6. Pinned probe surface. Needed so a probe receipt names exactly what was tested.

These are not exotic requests. They are the facts an outside expert would need before checking the accounting or comparing probe results cleanly. None of them requires changing how the model was trained.

What the empirical protocol says

Google’s discoverable-extraction test is a good candidate for a declared empirical protocol. It asks whether the model continues a 50-token training prefix with the next 50 tokens from the same training document. Google reported no detectable memorization under that test.

In the proposed receipt vocabulary, that result should be classified as leakage-evidence, not formal-audit-lower-bound. That distinction is the main point. A memorization probe can reveal serious leakage, but it does not by itself produce a formal lower bound on ε.

The external audit gap

The strongest formal auditing methods for DP-SGD still generally need training-time cooperation. Steinke, Nasr, and Jagielski’s one-run audit and Panda, Tang, Nasr, Choquette-Choo, and Mittal’s LLM canary work are important, but they require controlled audit examples before training or fine-tuning. An outside auditor with only released weights cannot run those protocols after the fact.

Zero-run and post-hoc observational audits are promising, but not yet a stable public standard for from-scratch DP pretraining. That is not a defect in VaultGemma. It is a limitation of the current audit surface, and it should be visible in the receipt rather than hidden.
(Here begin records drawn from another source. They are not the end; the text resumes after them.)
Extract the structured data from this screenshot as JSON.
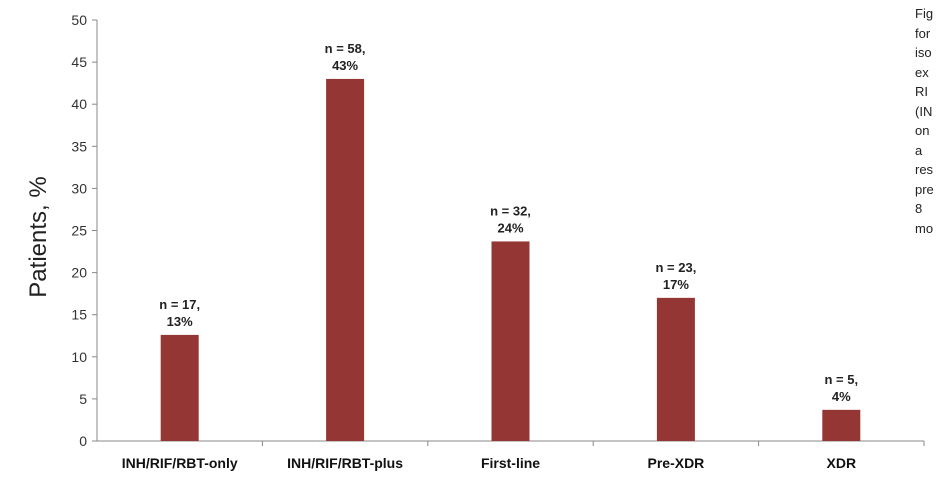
{
  "chart_data": {
    "type": "bar",
    "categories": [
      "INH/RIF/RBT-only",
      "INH/RIF/RBT-plus",
      "First-line",
      "Pre-XDR",
      "XDR"
    ],
    "values": [
      12.6,
      43.0,
      23.7,
      17.0,
      3.7
    ],
    "data_labels": [
      [
        "n = 17,",
        "13%"
      ],
      [
        "n = 58,",
        "43%"
      ],
      [
        "n = 32,",
        "24%"
      ],
      [
        "n = 23,",
        "17%"
      ],
      [
        "n = 5,",
        "4%"
      ]
    ],
    "title": "",
    "xlabel": "",
    "ylabel": "Patients, %",
    "ylim": [
      0,
      50
    ],
    "yticks": [
      0,
      5,
      10,
      15,
      20,
      25,
      30,
      35,
      40,
      45,
      50
    ],
    "grid": false,
    "bar_color": "#943634"
  },
  "caption_fragments": [
    "Fig",
    "for",
    "iso",
    "ex",
    "RI",
    "(IN",
    "on",
    "a",
    "res",
    "pre",
    "8",
    "mo"
  ]
}
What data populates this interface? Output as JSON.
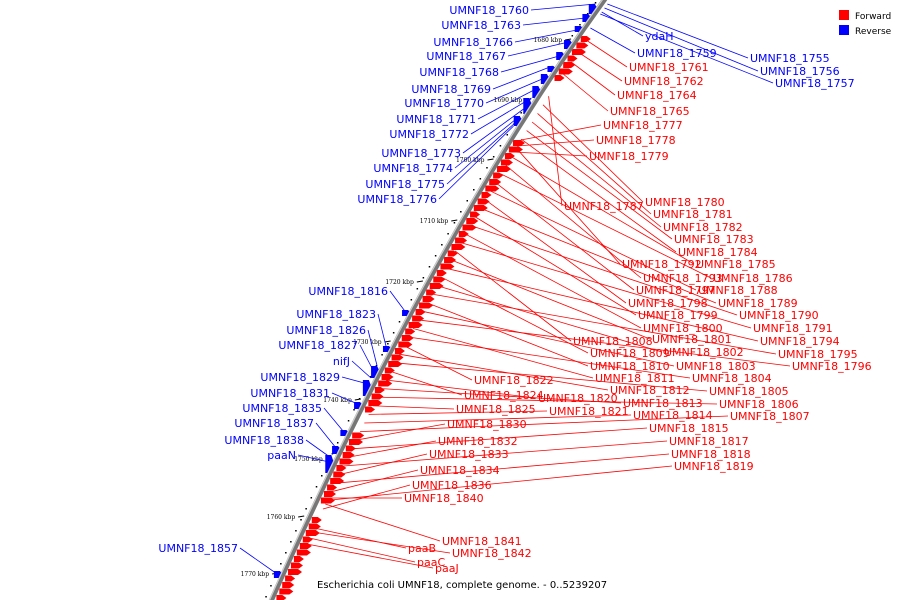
{
  "legend": {
    "forward_label": "Forward",
    "reverse_label": "Reverse",
    "forward_color": "#ff0000",
    "reverse_color": "#0000ff"
  },
  "caption": "Escherichia coli UMNF18, complete genome. - 0..5239207",
  "ticks": [
    "1680 kbp",
    "1690 kbp",
    "1700 kbp",
    "1710 kbp",
    "1720 kbp",
    "1730 kbp",
    "1740 kbp",
    "1750 kbp",
    "1760 kbp",
    "1770 kbp"
  ],
  "reverse_left_labels": [
    "UMNF18_1760",
    "UMNF18_1763",
    "UMNF18_1766",
    "UMNF18_1767",
    "UMNF18_1768",
    "UMNF18_1769",
    "UMNF18_1770",
    "UMNF18_1771",
    "UMNF18_1772",
    "UMNF18_1773",
    "UMNF18_1774",
    "UMNF18_1775",
    "UMNF18_1776",
    "UMNF18_1816",
    "UMNF18_1823",
    "UMNF18_1826",
    "UMNF18_1827",
    "nifJ",
    "UMNF18_1829",
    "UMNF18_1831",
    "UMNF18_1835",
    "UMNF18_1837",
    "UMNF18_1838",
    "paaN",
    "UMNF18_1857"
  ],
  "reverse_right_labels": [
    "ydaH",
    "UMNF18_1759",
    "UMNF18_1755",
    "UMNF18_1756",
    "UMNF18_1757"
  ],
  "forward_labels": [
    "UMNF18_1761",
    "UMNF18_1762",
    "UMNF18_1764",
    "UMNF18_1765",
    "UMNF18_1777",
    "UMNF18_1778",
    "UMNF18_1779",
    "UMNF18_1787",
    "UMNF18_1780",
    "UMNF18_1781",
    "UMNF18_1782",
    "UMNF18_1783",
    "UMNF18_1784",
    "UMNF18_1792",
    "UMNF18_1785",
    "UMNF18_1793",
    "UMNF18_1786",
    "UMNF18_1797",
    "UMNF18_1788",
    "UMNF18_1798",
    "UMNF18_1789",
    "UMNF18_1799",
    "UMNF18_1790",
    "UMNF18_1800",
    "UMNF18_1791",
    "UMNF18_1808",
    "UMNF18_1801",
    "UMNF18_1794",
    "UMNF18_1809",
    "UMNF18_1802",
    "UMNF18_1795",
    "UMNF18_1810",
    "UMNF18_1803",
    "UMNF18_1796",
    "UMNF18_1811",
    "UMNF18_1804",
    "UMNF18_1822",
    "UMNF18_1812",
    "UMNF18_1805",
    "UMNF18_1824",
    "UMNF18_1820",
    "UMNF18_1813",
    "UMNF18_1806",
    "UMNF18_1825",
    "UMNF18_1821",
    "UMNF18_1814",
    "UMNF18_1807",
    "UMNF18_1830",
    "UMNF18_1815",
    "UMNF18_1832",
    "UMNF18_1817",
    "UMNF18_1833",
    "UMNF18_1818",
    "UMNF18_1834",
    "UMNF18_1819",
    "UMNF18_1836",
    "UMNF18_1840",
    "UMNF18_1841",
    "paaB",
    "UMNF18_1842",
    "paaC",
    "paaJ"
  ]
}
What this changes about the VaultGemma comparison

Google and the Illinois workshop paper measured different things. Google reported no detectable memorization under a discoverable extraction protocol. Diwan, Wang, and Alabi reported memorization under a more adversarial extraction protocol.

Both results may be true. The difficulty is that no adversarial protocol was declared in advance. If one had been, the later result would be easier to interpret: either as evidence under a protocol the publisher had already said mattered, or as exploratory evidence under a new protocol.

That is the value of pre-registration here. It does not decide the scientific disagreement by itself. It makes the protocol choice visible before results are known.

Bottom line

The receipt exercise is useful because it keeps the layers separate. VaultGemma’s formal DP claim is readable. Several reproducibility and pinning fields are missing. The discoverable-extraction result is useful leakage evidence, not a formal DP audit. External post-hoc auditing for this kind of model remains thin.

That is enough to justify the proposal’s core idea: public DP model claims should bind formal privacy claims, implementation disclosures, and empirical protocols in one inspectable record.

Source material

• Sinha et al., “VaultGemma: A Differentially Private Gemma Model” (arXiv:2510.15001).
• Google Research, “VaultGemma: The world’s most capable differentially private LLM” (blog post, 2025).
• HuggingFace google/vaultgemma-1b model card.
• Diwan, Wang, Alabi, “Extractable Memorization of Differentially Private Large Language Model” (TPDP 2026 workshop note).
• Steinke, Nasr, Jagielski, “Privacy Auditing with One (1) Training Run” (arXiv:2305.08846).
• Panda, Tang, Nasr, Choquette-Choo, Mittal, “Privacy Auditing of Large Language Models” (arXiv:2503.06808).
• Cebere, Even, Bleistein, Bellet, “Privacy Auditing with Zero (0) Training Run” (arXiv:2605.14591).
• Wang et al., “Rethinking the Security of DP-SGD: A Corrected Analysis of Differentially Private Machine Learning” (arXiv:2605.15648).